SurveyJS deployment is handled through npm package installation. You add the library to your project's dependencies, import it into your components, and it becomes part of your application's build. Updates follow your standard dependency management workflow. Because SurveyJS is a library rather than an application, there is no separate server to maintain, but your development team needs to integrate it properly and maintain that integration across your application's releases.
Licensing and Cost
LimeSurvey Community Edition uses the GPL v2 license, which is permissive for self-hosted deployments. You can run it for any purpose, modify it, and share modifications as long as you distribute them under the same license. The commercial editions (LimeSurvey Professional) add cloud hosting, premium themes, and support, with pricing starting around 50 EUR per month.
Formbricks uses the AGPL v3 license, which has stricter requirements than GPL for network-facing applications. If you modify Formbricks and make it available over a network, you must release your modifications under the same license. The cloud-hosted version offers a free tier with limited responses and paid plans for higher volumes. Self-hosting is free for unlimited use.

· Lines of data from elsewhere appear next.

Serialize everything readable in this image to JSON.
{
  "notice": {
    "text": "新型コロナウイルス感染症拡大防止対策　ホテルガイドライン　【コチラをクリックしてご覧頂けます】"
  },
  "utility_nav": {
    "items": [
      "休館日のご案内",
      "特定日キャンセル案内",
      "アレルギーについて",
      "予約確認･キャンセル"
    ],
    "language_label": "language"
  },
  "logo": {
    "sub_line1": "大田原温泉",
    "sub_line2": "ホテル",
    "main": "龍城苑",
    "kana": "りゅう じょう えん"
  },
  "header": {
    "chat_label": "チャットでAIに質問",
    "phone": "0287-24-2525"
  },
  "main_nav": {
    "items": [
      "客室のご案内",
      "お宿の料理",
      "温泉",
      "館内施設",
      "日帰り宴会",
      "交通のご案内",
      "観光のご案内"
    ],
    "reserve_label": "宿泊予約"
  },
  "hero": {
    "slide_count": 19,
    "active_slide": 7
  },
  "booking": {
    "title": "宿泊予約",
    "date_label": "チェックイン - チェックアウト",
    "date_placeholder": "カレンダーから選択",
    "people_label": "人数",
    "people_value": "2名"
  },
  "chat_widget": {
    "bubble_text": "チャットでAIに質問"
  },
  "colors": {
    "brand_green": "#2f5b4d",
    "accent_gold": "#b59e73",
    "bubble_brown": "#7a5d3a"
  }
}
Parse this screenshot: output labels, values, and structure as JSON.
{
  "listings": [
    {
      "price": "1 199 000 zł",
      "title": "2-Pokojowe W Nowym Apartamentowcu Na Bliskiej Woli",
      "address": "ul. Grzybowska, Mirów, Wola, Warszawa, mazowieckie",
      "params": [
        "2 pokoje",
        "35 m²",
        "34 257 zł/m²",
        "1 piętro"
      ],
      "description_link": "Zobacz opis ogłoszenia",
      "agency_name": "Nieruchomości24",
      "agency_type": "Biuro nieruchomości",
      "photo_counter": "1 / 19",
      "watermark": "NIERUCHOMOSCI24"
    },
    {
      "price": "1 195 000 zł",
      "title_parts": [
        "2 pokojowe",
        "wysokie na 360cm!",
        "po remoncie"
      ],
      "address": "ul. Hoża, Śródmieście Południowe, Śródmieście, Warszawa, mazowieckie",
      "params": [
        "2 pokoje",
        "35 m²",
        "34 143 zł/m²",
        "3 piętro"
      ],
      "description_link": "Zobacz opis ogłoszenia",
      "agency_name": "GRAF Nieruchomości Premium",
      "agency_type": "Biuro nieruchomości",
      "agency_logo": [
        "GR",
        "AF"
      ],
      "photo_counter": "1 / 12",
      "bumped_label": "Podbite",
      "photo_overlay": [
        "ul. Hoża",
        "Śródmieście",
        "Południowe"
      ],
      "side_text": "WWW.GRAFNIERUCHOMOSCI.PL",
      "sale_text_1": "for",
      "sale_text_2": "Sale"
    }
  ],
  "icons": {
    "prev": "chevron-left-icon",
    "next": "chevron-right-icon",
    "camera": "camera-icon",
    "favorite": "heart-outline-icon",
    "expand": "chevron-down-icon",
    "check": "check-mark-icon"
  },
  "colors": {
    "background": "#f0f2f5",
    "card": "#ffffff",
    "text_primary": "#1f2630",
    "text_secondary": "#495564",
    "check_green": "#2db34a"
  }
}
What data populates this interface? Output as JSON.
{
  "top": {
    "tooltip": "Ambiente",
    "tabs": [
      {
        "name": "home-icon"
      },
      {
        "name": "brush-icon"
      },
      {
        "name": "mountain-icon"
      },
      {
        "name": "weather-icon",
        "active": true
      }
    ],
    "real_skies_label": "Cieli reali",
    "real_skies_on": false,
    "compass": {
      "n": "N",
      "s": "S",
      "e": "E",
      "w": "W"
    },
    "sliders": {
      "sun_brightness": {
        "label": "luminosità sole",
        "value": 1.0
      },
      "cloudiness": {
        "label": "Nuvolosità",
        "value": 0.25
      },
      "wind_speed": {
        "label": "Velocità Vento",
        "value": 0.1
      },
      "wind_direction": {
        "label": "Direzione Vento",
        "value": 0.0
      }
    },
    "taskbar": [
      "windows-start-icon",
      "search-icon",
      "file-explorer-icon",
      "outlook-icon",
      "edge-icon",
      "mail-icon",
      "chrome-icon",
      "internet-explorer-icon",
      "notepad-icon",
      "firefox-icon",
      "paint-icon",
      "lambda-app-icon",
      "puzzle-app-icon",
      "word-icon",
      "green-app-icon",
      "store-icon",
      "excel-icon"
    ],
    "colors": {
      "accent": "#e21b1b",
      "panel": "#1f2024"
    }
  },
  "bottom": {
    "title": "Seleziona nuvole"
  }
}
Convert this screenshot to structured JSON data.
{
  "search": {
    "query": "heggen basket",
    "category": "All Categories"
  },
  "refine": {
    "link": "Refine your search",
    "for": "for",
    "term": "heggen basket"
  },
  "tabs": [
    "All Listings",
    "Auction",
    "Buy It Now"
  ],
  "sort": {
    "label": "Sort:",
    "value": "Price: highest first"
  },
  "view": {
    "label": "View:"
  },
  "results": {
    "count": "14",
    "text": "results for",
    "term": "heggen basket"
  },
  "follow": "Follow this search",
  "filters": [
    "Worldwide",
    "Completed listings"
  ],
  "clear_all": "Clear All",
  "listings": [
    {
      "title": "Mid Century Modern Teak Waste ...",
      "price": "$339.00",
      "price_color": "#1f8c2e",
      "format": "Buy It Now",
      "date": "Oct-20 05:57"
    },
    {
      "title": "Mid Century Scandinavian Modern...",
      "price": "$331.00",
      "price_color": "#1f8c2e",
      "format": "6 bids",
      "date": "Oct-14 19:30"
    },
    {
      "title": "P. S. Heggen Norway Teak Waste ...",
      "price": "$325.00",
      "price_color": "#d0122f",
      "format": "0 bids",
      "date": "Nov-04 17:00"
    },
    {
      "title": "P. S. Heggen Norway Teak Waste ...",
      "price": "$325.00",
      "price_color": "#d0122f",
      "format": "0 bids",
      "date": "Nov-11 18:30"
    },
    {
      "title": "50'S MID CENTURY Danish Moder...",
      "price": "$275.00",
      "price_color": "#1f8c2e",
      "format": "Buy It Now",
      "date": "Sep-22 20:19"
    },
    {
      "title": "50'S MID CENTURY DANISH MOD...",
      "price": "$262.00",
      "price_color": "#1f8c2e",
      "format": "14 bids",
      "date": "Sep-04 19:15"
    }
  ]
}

SurveyJS splits its licensing. The core form library (survey-core) is MIT-licensed, completely free for any use including commercial products. The Survey Creator (visual form designer) uses a developer license that is free for non-commercial projects and requires a paid license starting at $749 per developer for commercial use. If your team can define surveys in JSON without the visual designer, SurveyJS is entirely free.
Community and Ecosystem
LimeSurvey has the largest and most established community. Its forums, documentation, and plugin ecosystem reflect over two decades of development. Third-party plugins cover integrations with CRM systems, payment processors, and custom question types. The documentation is comprehensive but dense, reflecting the platform's extensive feature set.
Formbricks has a growing and active community centered on GitHub. The project attracts contributors regularly, and the development team engages directly with users through GitHub issues and Discord. Documentation is well-organized and accessible, with guides that focus on common use cases rather than exhaustive feature coverage.
SurveyJS provides commercial-grade documentation with detailed API references, interactive examples, and getting-started guides for each supported framework. The community is primarily developer-focused, with Stack Overflow and GitHub issues as the main support channels.
Choose LimeSurvey if you need complex survey instruments with advanced logic, statistical exports, and proven reliability for research. Choose Formbricks if you want to collect product feedback through in-app surveys with modern integrations. Choose SurveyJS if you are building forms into a web application and need complete control over rendering, styling, and data flow.